Because stimulating the immune system can
induce deadly autoimmune responses, a major
concern with any immunotherapy is safety.
Three patients in the anti-PD-1 trial — 1% of
those treated — died from lung inflammation
caused by the trial drug. Overall, 11% of the
patients had serious side effects.
“If we can get away from the significant
adverse events that we’ve seen and help larger
numbers of patients, then immunotherapy can
be a game changer,” says Ira Mellman, vicepresident
of research oncology at Genentech
in South San Francisco, California."
....
Pancreatic cancer treatment has not progressed. Can Bavi make a difference?
The only regimen that has shown improvement in OS in the last 15 years is almost too toxic to use.
Bavi + Gem might have a good shot at becoming the new SOC if the trial can get fully enrolled.

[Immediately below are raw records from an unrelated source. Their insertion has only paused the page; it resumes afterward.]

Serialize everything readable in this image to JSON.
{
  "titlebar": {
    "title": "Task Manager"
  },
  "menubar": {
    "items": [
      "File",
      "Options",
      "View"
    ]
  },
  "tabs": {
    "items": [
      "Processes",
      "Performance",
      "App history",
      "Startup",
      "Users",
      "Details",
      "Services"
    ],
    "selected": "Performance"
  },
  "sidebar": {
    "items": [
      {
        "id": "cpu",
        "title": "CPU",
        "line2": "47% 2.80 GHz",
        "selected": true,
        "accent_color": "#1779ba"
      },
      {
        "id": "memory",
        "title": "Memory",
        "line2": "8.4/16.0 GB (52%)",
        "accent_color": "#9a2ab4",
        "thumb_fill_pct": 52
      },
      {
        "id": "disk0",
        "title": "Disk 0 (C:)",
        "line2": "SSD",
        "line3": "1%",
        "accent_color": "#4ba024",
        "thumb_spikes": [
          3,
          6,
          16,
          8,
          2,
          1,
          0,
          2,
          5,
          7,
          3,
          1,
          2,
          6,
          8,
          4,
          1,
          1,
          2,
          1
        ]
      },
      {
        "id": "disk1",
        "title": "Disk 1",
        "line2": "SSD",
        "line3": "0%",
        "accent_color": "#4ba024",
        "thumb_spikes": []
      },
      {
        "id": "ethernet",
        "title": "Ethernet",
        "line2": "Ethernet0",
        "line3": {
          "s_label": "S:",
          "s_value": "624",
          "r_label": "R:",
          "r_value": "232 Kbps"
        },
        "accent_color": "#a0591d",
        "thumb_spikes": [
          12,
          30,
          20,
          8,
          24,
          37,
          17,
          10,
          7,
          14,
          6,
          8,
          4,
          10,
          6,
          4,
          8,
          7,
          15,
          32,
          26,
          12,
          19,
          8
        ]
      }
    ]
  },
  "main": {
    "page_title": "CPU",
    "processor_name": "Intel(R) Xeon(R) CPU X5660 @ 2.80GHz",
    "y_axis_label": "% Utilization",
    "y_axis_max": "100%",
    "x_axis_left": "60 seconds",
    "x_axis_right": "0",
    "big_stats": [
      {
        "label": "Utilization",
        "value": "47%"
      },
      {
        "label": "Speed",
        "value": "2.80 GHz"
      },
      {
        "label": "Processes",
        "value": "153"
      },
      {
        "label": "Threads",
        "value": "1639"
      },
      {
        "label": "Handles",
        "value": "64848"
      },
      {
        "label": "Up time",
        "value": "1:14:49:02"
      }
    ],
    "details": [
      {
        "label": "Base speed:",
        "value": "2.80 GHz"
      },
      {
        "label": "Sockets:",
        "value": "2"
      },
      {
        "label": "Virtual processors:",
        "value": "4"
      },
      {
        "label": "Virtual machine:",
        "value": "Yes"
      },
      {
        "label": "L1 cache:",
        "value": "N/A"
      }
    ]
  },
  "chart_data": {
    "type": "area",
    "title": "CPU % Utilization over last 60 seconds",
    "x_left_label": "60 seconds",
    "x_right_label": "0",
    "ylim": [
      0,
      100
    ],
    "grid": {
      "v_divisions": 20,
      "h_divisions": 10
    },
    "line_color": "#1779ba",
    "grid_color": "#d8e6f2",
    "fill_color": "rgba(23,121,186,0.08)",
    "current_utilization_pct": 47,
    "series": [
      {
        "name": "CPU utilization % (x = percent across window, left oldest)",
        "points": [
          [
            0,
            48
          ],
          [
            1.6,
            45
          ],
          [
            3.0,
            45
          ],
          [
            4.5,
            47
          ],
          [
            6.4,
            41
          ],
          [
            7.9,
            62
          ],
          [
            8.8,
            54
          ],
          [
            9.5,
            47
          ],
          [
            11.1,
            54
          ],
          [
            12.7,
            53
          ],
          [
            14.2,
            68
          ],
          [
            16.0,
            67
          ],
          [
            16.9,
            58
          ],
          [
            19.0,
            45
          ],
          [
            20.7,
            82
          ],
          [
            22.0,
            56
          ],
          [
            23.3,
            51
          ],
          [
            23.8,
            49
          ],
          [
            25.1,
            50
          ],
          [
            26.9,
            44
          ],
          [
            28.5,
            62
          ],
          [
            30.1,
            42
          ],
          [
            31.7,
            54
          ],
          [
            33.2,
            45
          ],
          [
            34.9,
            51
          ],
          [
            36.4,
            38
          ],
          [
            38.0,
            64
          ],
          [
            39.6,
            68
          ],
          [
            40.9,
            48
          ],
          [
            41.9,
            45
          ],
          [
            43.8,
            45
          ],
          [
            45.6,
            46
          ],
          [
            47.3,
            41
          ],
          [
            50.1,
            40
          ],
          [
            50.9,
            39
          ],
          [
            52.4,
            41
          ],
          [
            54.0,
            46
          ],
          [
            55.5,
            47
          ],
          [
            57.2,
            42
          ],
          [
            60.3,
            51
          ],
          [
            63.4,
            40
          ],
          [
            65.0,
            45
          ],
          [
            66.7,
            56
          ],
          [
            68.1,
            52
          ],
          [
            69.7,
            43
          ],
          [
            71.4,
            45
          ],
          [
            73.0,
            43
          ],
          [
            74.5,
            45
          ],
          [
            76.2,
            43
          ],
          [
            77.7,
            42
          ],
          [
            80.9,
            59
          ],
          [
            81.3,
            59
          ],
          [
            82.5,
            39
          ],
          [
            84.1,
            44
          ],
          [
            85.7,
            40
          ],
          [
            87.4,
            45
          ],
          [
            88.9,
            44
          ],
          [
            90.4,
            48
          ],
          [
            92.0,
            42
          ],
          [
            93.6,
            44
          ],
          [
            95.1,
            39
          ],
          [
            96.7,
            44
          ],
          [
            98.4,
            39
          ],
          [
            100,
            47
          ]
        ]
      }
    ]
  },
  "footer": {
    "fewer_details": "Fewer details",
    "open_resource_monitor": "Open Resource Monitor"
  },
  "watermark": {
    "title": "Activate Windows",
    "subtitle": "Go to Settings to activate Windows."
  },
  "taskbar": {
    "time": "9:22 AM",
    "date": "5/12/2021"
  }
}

World J Gastroenterol 2012 February 28; 18(8): 736-745
Developments in metastatic pancreatic cancer: Is gemcitabine still the standard?
INTRODUCTION
In 2010, there were an estimated 43 140 new cases and 36 800 deaths from pancreatic cancer in the United States[1]. This represents the 10th most common new cause of cancer and the fourth most common cause of cancer-related death in 2010, highlighting the disproportionate mortality associated with this disease. Additionally, unlike most of the more frequent causes of cancer mortality (lung, colon, prostate, and breast), whose death rates are declining, the death rate for pancreatic cancer has remained relatively stable, which also indicates the limited progress in this field.
....
CONCLUSION
As a first-line therapy, Gem has been the standard treatment for pancreatic cancer since 1997, despite its low RR and short OS. Trials for Gem-based combination regimens have failed to improve survival. Striking, FOLFIRINOX regimen increased median OS from 6.8 mo to 11.1 mo (P < 0.0001), and RR was 31.6% for patients with a good PS. Thus the question that arises is whether FOLFIRINOX should be considered standard therapy for advanced pancreatic cancer instead of Gem. Does this trial represent the start of a change for the management of advanced pancreatic cancer? The FOLFIRINOX regimen was quite toxic because nearly half of the patients suffered grade 3/4 toxicity.